Minimum Reload Cost Cycle Cover in Complete Graphs

The reload cost refers to the cost that occurs along a path on an edge-colored graph when it traverses an internal vertex between two edges of different colors. Galbiati et al.[1] introduced the Minimum Reload Cost Cycle Cover problem, which is to find a set of vertex-disjoint cycles spanning all vertices with minimum reload cost. They proved that this problem is strongly NP-hard and not approximable within $1/\epsilon$ for any $\epsilon > 0$ even when the number of colors is 2, the reload costs are symmetric and satisfy the triangle inequality.
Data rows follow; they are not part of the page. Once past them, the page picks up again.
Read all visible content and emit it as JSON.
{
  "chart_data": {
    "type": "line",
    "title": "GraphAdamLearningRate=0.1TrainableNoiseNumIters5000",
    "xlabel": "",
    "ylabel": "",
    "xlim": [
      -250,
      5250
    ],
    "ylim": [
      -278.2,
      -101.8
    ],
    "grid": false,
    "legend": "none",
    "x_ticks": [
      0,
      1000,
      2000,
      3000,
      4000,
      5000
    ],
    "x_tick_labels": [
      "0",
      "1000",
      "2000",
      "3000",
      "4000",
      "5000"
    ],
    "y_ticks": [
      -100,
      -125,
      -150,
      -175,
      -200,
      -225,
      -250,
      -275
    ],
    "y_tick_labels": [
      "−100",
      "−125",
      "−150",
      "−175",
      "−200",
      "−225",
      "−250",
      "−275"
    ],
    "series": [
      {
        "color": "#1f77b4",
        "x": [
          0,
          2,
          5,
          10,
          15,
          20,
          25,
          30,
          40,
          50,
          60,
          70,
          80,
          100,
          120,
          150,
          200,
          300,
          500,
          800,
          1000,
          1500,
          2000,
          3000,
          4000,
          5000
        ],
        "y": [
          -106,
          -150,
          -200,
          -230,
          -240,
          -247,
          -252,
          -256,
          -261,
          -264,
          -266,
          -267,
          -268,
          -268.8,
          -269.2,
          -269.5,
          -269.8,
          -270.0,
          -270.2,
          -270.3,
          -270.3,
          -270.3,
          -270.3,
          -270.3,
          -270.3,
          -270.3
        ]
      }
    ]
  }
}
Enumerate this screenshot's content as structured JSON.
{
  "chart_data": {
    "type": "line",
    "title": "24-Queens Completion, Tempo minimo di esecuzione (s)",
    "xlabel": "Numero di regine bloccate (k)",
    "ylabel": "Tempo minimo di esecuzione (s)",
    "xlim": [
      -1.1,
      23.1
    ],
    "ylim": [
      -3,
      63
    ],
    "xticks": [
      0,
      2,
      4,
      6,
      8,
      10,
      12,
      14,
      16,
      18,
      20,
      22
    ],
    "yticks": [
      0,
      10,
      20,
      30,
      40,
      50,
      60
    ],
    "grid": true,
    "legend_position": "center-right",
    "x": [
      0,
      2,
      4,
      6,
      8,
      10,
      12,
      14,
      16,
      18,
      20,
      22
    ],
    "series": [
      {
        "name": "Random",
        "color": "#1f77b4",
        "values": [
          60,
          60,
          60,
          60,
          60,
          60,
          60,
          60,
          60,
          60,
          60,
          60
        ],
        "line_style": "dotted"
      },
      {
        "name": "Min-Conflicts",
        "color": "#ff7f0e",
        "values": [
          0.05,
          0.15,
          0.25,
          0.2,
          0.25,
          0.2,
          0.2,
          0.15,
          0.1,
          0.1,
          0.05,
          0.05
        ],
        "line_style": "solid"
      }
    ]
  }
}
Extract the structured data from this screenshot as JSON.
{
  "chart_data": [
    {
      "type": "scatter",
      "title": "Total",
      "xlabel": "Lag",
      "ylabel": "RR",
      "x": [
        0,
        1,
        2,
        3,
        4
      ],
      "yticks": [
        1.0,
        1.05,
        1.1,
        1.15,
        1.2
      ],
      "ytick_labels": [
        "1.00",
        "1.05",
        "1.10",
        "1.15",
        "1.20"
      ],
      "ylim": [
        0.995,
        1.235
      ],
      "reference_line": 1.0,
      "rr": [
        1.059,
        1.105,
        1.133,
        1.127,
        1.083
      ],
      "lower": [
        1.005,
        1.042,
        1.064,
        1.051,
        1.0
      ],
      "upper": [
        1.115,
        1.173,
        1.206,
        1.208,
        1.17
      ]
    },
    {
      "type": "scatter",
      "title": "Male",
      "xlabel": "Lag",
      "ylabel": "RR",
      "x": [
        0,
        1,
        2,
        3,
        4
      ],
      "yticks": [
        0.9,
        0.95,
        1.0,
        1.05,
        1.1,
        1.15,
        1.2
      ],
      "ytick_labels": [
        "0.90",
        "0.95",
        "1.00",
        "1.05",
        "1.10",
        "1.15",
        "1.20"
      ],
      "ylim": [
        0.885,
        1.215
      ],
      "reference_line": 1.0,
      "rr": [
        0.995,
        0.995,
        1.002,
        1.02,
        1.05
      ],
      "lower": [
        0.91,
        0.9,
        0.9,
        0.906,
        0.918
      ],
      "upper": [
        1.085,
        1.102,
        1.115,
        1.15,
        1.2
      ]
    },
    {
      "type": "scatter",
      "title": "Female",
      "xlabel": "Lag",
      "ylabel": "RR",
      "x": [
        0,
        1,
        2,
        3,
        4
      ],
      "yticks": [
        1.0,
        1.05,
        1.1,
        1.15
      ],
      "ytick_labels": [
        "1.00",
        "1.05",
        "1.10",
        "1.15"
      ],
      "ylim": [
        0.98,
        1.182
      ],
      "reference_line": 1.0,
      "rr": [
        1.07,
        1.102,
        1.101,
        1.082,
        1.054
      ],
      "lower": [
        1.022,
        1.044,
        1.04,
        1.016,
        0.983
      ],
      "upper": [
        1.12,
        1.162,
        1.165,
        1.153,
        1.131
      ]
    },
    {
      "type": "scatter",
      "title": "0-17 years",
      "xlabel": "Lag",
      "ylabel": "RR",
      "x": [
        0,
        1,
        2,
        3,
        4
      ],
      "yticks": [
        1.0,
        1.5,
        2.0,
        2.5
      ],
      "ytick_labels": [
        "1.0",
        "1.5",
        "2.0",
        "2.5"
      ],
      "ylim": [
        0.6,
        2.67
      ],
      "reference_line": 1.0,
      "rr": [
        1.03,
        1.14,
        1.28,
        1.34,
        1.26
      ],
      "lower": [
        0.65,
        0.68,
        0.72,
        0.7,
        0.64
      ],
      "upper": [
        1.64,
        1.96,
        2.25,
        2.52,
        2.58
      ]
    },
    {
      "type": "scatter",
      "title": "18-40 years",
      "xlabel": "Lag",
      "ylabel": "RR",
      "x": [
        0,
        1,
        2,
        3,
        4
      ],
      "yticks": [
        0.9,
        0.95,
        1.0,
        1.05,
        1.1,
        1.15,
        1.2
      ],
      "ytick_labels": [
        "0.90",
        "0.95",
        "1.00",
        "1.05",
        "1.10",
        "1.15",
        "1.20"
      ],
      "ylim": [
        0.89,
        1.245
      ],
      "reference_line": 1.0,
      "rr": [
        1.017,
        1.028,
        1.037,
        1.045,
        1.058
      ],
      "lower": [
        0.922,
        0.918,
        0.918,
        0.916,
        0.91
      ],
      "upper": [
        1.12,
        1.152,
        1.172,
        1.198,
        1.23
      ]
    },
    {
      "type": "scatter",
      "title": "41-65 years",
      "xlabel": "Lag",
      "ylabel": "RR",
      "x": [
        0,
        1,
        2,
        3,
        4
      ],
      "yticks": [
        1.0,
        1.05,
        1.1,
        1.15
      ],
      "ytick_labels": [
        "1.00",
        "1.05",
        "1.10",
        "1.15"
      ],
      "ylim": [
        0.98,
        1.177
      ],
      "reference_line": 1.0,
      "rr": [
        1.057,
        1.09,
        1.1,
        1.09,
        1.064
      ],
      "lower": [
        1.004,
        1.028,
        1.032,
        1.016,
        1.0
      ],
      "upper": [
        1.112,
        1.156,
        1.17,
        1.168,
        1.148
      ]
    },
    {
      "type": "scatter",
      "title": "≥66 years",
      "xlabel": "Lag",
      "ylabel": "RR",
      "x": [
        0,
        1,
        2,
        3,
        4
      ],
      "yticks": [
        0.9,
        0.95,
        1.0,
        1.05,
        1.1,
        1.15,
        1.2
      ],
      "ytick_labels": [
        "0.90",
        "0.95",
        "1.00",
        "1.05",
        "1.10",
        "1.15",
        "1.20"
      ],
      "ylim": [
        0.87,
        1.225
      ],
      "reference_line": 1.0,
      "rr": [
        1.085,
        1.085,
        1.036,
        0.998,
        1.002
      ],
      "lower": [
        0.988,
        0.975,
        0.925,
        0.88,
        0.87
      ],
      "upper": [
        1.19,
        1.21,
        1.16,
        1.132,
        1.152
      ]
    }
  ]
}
In this paper, we study this problem in complete graphs having equitable or nearly equitable 2-edge-colorings, which are edge-colorings with two colors such that for each vertex $v \in V(G)$, $||c_1(v)| -|c_2(v)|| \leq 1$ or $||c_1(v)| -|c_2(v)|| \leq 2$, respectively, where $c_i(v)$ is the set of edges with color $i$ that is incident to $v$. We prove that except possibly on complete graphs with fewer than 13 vertices, the minimum reload cost is zero on complete graphs with nearly equitable 2-edge-colorings by proving the existence of a monochromatic cycle cover. Furthermore, we provide a polynomial-time algorithm that constructs a monochromatic cycle cover in complete graphs with an equitable 2-edge-coloring except possibly in a complete graph with four vertices. Our algorithm also finds a monochromatic cycle cover in complete graphs with a nearly equitable 2-edge-coloring except some special cases.